And then you get things like HP calculators.
Let's see... the 41C and 1xC families had the most advanced variant of the original processor design... 56-bit registers, 16-bit addressing, 10-bit instruction words (although, before the Saturn processor used in the graphers among other things, HP calculators were Harvard architecture - Saturn switched to a von Neumann architecture), supporting 8-bit chars for some ASCII work, optimized for 4-bit nibbles of BCD data, but being a bit-serial processor inherently. (And, the original implementation, in the HP-35/45/55/65 and 70/80 was 56-bit registers, 8-bit addressing, 10-bit instruction words, no 8-bit support, 4-bit BCD optimization, and bit-serial inherently.)

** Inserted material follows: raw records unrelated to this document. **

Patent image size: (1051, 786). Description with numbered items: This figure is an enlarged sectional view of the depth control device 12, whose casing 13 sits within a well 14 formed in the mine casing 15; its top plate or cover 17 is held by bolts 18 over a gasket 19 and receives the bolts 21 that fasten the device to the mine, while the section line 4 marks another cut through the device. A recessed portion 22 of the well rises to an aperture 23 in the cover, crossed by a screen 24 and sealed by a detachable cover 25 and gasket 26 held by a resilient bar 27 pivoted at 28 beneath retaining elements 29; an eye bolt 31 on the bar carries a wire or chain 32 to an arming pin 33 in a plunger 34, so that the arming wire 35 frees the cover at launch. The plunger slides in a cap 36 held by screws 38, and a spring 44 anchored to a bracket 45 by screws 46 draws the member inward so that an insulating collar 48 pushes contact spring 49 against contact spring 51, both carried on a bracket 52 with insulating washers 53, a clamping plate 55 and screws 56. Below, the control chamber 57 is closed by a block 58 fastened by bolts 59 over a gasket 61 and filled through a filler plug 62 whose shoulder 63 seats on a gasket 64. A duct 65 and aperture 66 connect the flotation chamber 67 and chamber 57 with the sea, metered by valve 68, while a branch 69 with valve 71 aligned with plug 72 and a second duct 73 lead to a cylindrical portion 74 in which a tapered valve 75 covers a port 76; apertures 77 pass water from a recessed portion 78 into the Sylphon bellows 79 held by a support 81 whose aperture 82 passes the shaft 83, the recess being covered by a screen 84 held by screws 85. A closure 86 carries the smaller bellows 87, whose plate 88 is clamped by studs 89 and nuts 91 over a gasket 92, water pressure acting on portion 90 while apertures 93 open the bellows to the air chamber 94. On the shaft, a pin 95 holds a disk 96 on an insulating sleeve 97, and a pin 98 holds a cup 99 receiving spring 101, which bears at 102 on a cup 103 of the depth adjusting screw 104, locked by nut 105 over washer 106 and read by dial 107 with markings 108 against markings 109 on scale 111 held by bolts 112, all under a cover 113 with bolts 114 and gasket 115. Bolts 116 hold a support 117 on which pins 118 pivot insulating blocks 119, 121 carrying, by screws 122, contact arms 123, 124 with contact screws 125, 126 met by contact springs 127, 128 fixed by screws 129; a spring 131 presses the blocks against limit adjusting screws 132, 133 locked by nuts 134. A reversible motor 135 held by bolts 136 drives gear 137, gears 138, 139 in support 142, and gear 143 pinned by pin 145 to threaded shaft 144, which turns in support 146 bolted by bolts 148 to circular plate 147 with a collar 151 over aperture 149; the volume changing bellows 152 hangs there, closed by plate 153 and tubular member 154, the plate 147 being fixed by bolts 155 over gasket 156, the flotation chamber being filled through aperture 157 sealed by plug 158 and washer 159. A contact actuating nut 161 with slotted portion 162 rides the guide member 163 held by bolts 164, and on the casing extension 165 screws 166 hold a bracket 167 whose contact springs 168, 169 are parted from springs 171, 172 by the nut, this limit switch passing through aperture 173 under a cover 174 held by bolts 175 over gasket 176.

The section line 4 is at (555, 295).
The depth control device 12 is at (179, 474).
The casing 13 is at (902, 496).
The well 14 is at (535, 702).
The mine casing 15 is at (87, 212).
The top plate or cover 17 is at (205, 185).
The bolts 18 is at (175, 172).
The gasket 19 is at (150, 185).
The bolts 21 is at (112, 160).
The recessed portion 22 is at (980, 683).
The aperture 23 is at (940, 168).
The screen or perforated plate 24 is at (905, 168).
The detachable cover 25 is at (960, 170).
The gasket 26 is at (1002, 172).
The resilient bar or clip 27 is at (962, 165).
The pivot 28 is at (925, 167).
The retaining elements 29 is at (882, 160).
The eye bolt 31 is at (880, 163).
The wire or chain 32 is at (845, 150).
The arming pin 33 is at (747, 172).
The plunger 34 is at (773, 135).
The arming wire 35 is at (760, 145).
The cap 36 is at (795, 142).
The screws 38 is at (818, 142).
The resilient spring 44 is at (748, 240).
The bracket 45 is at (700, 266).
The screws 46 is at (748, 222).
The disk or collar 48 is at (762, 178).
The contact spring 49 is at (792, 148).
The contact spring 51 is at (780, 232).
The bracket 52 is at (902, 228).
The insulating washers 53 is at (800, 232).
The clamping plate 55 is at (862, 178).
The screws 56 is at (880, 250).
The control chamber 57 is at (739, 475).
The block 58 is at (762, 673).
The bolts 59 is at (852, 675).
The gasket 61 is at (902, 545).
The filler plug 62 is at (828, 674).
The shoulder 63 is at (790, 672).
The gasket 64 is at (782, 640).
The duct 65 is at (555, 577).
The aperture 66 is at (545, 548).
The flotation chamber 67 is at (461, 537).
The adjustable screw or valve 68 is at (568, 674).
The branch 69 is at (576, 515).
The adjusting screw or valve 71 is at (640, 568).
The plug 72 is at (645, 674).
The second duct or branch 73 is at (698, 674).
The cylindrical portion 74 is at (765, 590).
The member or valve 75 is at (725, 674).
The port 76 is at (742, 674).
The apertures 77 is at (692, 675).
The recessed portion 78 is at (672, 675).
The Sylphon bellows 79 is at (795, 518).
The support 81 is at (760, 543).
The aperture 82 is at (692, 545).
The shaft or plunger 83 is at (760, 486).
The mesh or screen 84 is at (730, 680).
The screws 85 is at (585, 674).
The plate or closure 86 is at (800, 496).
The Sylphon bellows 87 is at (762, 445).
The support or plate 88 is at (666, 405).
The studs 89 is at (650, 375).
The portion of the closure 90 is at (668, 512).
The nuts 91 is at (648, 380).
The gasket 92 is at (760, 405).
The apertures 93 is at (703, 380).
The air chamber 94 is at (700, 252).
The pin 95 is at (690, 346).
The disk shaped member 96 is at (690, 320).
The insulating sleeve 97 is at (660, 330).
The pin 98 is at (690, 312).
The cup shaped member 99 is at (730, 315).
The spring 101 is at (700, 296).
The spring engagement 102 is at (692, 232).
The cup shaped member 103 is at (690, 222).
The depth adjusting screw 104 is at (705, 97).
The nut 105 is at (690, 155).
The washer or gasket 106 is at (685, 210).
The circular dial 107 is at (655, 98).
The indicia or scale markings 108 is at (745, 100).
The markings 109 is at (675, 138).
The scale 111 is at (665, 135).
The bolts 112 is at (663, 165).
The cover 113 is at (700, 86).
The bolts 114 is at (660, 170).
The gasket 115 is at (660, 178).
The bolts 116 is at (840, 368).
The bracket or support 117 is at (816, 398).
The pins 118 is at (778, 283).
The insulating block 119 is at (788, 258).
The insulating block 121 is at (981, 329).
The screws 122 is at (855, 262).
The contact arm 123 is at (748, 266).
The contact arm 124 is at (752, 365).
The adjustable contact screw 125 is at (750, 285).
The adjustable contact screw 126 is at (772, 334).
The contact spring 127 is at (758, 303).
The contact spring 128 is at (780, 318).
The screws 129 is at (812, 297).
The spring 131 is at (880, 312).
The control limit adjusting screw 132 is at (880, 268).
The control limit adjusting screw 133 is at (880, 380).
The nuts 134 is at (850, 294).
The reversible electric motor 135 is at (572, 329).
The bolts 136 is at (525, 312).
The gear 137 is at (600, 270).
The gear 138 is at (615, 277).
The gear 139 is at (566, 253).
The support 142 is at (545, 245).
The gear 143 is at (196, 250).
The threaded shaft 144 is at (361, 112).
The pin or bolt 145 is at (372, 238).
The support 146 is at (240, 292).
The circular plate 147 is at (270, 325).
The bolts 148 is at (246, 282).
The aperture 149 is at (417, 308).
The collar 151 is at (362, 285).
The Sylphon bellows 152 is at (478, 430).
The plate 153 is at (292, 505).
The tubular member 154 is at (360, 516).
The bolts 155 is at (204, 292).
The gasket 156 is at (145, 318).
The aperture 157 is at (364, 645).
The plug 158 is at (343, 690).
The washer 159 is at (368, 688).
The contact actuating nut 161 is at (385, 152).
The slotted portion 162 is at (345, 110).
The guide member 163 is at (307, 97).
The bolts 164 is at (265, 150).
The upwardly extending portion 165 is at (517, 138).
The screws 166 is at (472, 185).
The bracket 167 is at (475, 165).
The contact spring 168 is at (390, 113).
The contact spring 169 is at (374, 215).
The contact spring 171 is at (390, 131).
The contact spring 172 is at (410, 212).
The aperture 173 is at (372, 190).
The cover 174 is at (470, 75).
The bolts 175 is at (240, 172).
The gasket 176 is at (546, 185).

In any case, the bitness refers to how many bits make up the inherent smallest unit that the computer understands. That said, a 32-bit word that is the smallest addressable unit isn't horribly weird - I mean, most modern processors are doing 32 or more bit loads anyway, and you just do operations on that 32 or more bit register to get the 8 you want. A byte is normally 8 bits. Different word sizes depending on instructions or data is much weirder, especially if it's a von Neumann architecture machine.
Guess I need to explain Harvard vs. von Neumann architecture. Harvard architecture, the machine has two completely different pathways for programs and data. This isn't really used much nowadays at a whole system level, but elements of it are used here and there. von Neumann architecture, you have a bunch of memory, and programs and data can be anywhere in it.